Chest pains and all other sorts of aches have been pretty common in my life, considering the miles I rack up every year, carrying cameras that, depending on how they’re rigged out, weigh between 7 and 26 pounds or so. Why, just a couple weeks before I was chatting with a woman I know who runs up mountains for fun and we were remarking how nice it is to be in great shape at the end of the hiking season. I felt great. 

But there’s also been a few tragedies in the past year, namely the death of coach and friend Billy Sapa at age 53 from heart issues.
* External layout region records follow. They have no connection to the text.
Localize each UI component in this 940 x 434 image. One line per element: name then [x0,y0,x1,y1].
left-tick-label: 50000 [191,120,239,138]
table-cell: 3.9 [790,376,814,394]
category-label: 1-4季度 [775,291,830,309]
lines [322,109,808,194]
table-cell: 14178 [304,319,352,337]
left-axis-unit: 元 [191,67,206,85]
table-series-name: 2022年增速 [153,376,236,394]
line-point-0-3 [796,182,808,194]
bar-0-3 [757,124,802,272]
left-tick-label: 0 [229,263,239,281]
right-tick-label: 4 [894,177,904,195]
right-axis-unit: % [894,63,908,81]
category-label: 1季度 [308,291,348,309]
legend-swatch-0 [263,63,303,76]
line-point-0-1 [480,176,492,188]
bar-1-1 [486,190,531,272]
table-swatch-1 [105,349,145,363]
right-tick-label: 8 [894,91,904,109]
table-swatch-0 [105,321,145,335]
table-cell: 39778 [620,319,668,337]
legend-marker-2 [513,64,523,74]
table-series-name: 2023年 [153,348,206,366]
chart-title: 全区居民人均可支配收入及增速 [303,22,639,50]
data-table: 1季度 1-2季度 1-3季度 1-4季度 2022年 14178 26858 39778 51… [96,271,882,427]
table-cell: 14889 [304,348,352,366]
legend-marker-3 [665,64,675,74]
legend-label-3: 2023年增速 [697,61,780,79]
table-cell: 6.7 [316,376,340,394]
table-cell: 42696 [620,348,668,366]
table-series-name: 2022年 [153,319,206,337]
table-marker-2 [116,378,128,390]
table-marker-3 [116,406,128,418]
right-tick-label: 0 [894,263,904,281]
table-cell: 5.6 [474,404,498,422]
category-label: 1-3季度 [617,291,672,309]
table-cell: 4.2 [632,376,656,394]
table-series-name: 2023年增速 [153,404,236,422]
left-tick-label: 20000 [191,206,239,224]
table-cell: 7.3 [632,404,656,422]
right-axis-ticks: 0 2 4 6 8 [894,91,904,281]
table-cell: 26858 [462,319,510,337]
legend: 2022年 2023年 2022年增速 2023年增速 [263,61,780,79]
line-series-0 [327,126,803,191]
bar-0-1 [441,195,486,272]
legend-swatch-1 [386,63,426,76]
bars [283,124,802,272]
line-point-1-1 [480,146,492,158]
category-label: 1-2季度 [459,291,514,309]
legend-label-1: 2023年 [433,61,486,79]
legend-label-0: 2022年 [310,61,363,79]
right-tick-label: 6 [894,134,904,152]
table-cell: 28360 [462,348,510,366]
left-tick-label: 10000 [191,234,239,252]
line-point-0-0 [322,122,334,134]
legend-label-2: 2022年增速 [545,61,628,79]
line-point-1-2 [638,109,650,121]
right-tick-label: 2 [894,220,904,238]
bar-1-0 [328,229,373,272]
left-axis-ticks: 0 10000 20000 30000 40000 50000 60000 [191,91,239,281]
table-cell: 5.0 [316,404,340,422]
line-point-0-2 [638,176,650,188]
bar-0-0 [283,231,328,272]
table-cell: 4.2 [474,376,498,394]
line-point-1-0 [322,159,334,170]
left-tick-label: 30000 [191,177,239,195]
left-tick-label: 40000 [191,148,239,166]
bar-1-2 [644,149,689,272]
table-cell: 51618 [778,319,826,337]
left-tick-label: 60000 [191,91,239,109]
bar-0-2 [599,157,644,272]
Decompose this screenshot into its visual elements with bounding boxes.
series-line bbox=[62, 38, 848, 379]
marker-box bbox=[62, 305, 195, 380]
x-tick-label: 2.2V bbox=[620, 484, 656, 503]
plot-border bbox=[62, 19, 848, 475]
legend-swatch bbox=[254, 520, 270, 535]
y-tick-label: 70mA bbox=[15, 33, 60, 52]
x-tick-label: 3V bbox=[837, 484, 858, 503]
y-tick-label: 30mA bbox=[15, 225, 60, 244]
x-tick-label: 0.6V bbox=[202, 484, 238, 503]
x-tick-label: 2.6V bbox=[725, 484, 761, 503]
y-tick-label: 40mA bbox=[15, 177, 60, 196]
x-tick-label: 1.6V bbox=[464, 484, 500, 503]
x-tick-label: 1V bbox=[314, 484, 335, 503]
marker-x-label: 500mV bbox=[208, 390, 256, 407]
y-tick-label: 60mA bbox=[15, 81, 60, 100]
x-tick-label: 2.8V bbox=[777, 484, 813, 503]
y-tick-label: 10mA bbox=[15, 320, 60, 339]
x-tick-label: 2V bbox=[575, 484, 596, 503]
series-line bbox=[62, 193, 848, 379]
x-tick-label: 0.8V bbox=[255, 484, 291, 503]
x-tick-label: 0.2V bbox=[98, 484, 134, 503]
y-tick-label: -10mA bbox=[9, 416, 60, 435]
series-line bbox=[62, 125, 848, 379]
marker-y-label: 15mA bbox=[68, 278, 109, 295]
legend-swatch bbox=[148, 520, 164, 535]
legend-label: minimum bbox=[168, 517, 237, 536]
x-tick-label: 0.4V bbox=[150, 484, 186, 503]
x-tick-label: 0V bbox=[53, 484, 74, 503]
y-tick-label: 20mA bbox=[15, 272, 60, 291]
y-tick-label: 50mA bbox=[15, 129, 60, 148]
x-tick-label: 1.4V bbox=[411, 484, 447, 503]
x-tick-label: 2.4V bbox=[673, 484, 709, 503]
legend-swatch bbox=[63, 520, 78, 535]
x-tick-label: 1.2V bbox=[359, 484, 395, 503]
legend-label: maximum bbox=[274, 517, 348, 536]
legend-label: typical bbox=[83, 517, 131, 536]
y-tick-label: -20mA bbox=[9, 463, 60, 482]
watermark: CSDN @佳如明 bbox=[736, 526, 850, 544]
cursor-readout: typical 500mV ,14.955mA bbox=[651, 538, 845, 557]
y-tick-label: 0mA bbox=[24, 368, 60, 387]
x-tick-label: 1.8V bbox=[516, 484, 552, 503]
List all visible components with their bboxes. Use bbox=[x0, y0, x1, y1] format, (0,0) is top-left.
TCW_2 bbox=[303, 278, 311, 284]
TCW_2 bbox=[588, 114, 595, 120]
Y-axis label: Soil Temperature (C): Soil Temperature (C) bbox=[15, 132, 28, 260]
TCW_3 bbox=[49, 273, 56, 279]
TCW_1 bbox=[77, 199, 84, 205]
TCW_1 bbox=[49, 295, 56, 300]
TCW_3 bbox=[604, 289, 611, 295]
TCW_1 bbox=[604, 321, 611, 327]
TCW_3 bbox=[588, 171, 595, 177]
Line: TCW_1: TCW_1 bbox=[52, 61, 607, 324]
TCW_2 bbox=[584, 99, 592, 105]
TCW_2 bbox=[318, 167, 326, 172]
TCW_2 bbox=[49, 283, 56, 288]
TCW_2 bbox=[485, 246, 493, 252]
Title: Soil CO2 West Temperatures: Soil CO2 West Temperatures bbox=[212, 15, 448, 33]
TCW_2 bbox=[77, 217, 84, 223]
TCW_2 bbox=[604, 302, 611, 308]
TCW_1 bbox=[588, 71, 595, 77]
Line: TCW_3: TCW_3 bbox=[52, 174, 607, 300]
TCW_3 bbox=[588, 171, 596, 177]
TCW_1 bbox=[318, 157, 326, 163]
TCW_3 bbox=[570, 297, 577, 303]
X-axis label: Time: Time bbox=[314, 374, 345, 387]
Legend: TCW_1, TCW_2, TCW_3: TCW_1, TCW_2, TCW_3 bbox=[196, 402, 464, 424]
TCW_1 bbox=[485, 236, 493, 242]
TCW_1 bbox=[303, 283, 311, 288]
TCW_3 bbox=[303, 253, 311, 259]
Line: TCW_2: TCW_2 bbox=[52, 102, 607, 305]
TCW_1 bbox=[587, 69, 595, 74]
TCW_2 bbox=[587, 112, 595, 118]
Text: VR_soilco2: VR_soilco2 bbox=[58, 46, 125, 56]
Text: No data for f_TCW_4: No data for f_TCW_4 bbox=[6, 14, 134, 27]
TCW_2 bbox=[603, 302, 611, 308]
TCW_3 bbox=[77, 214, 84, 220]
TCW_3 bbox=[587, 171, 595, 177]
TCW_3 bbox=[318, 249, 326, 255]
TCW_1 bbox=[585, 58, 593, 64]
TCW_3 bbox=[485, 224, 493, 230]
I am 56.

So I made a doctor’s appointment, told him about the chest pain and he gave me an electrocardiogram.

“Is the pain going down your arm?” he asked.

“It is,” I said.

“Well that’s not good,” he said.

He noticed a little “inverted T” in my EKG and sent me off for a stress, test, where you walk, then run, on a treadmill.

Failed that.

One doc who was at the stress test wanted me to go into the hospital that night, but I told them there were a lot of people in the world and one less crabby editor wouldn’t change the direction of the sun, so I walked out.

But I eventually came around, saw a cardiologist and last week had a heart catheter, where lo and behold, they found a big old blockage in an artery and a few other concerning ones as well. Apparently the only reason I’m even writing this is because other, smaller, arteries are pulling double duty. Gotta like that.

I could feel sorry for myself, I suppose, but there are people dying everyday in place likes Ukraine and Israel and Gaza under way worse circumstances. One gruesome story sticks in my mind of a journalist who was covering the Gaza War and he was hit by ordnance that twisted his broken leg around so his foot was on backwards. Somehow he managed to walk back to his apartment.

In the near future I will have coronary artery bypass surgery and with any luck the good surgeons at Logan Health  will patch me up and I’ll be back on the trail by this summer, hoping not to get rolled by a grizzly bear just like everyone else.

I guess I’m telling you all this as a warning to anyone who is in shape and has chest pain: Get it checked out. It’s probably nothing. But it might be something.

There’s a few more places I’d like to see before the ticker gives up the ghost for good. And if it doesn’t work out? Well, I’ve seen many, many things most people haven’t and will leave this mortal existence with few regrets.